Что-то ветхое и к тому-же запущенное с колоннами, засиженными, голубями. Нехозяйственное отношение к храму видно даже на ступенях, ведущих на паперть. Каменныя ступени местами расшатались и трещины заполнены грязной землей, образовавшейся от ныли. Перед папертью и на паперти полчища нищих. Когда супруги выходили из экипажа, двое нищих подвезли к ним в тележке третьяго разслабленнаго, голыя руки и ноги котораго были выставлены из тележки и висели, как плети.
Вот и внутренность собора. Она также поражает своим серым цветом, хотя алтари и позлащены. Шла месса. В главном алтаре служили соборне. Первенствовал архиепископ, окруженный множеством духовенства и мальчиков-причетников в белых, красных, голубых и фиолетовых стихарях. В пении чередовались два хора - бородатых монахов и мальчиков в стихарях. Величественно гудел орган, но молящихся совсем было мало, а мужчины почти совсем блистали своим отсутствием. Скамейки перед алтарем были более чем на половину пусты. Молодых женщин очень мало было видно. На скамейках помещались с черными молитвенниками пожилыя женщины в кружевных головных уборах и старухи, повязанныя темными шелковыми платками концами назад, как повязываются наши русския бабы. Помимо скамеек, видны были и так молящиеся, стоявшие отдельно по каменным плитам на коленях, но их можно было в одну минуту пересчитать. Два-три старика молились стоя около колонн, прислонясь к ним с закрытыми глазами и открытыми молитвенниками. Бродили по храму десять-двенадцать девочек и подростков попарно и в одиночку, выбирая места, где-бы им присесть.
- Боже мой, как пусто!- воскликнул Николай Иванович.- А ведь сегодня воскресенье. Что-бы это значило, что так пусто? Неужели так всегда? Смотри, ведь архиерейское богослужение происходит. Вон набольший-то в какой шапке служит,- указал он жене.- Орган... прекрасное пение... парадная служба - и так мало народа. Ведь испанцы славятся благочестием. Где-же их хваленая набожность?
- Да уж право не знаю,- отвечала Глафира Семеновна и, взглянув на мужа, спросила:- Опухоль на губе у меня не особенно заметна?
- Даже вовсе не заметна. Но послушай, милый друг, значит это все наврано про испанскую религиозность.
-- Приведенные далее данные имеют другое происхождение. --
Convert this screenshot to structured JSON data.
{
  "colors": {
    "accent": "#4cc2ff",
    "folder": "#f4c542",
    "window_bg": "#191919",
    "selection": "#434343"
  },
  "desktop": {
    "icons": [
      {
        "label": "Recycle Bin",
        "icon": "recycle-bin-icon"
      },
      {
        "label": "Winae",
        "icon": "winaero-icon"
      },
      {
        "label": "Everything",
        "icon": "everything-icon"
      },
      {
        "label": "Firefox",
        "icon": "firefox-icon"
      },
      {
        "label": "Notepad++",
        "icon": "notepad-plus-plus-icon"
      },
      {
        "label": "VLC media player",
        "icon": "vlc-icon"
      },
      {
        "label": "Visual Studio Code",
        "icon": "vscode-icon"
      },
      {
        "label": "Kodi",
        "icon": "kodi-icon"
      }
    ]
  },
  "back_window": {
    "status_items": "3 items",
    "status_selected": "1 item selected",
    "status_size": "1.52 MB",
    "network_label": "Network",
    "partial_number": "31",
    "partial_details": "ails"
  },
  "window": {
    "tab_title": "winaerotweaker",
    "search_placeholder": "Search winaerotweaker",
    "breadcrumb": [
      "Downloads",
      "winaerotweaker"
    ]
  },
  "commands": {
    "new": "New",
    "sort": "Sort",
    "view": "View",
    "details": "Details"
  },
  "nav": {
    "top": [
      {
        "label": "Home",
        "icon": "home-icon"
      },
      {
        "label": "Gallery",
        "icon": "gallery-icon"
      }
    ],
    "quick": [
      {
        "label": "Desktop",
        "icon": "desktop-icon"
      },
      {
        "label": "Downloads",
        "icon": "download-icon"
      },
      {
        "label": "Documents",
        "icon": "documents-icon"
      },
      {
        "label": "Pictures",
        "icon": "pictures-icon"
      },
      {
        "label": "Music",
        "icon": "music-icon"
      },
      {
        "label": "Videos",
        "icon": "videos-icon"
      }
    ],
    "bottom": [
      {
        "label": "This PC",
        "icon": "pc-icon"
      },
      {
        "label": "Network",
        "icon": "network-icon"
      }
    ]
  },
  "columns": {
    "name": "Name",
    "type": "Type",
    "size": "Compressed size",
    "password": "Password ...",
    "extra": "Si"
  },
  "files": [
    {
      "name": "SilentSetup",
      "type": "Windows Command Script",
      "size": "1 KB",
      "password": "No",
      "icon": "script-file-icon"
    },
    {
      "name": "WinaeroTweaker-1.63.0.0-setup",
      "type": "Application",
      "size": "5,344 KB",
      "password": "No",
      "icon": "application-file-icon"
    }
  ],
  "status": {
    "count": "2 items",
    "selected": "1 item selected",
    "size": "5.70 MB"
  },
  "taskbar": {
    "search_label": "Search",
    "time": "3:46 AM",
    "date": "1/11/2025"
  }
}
Ты посмотри и исповедальныя будки пусты.
- Стало-быть наврано.
- Но стихи-то, стихи-то!
"Под ножем вести интрижку
И на исповеди плакать -
Три блаженства только в жизни".
- Брось. Надоел ты мне этими стихами,- проговорила супруга.
LXXVII.
Когда супруги входили в подезд своей гостинницы, швейцар подал им визитную карточку и сказал по-французски:
- Молодой морской офицер вас дожидается. Он поднялся в столовую.
- На карточке стояло: "Juan Manteca".
Глафиру Семеновну передернуло.
- Боже мой! Как же я с лицом-то?..- проговорила она.- Я не могу прямо в столовую идти; Я должна подняться к себе в комнату, поправиться, подпудриться.
- А мне отправляться в столовую и знакомиться с капитаном?- спросил супруг.
- Иди... Или нет... Лучше мы с ним вместе познакомимся...
- Не принять-ли нам его лучше у нас в комнате? Туда можем и завтрак спросить.
- Да пожалуй, что так будет лучше. Я опущу немножко шторы, и опухоль на губе не будет так заметна,- отвечала супруга.- Впрочем, завтракать у нас тесно, стол маленький. Сядем в подемную машину и поднимемся к себе, а там уж решим, как нам быть.
Вагонетка асансера подняла их в третий этаж. Вот они и в своей комнате.
- Надо-же случиться, что перед самым знакомством с новым человеком у меня на губе эдакая неприятность!- досадливо говорила Глафира Семеновна, снимая с себя шляпку и хватаясь за пудровку.
- Да что тебе, целоваться с ним, что-ли! Стоит-ли так убиваться!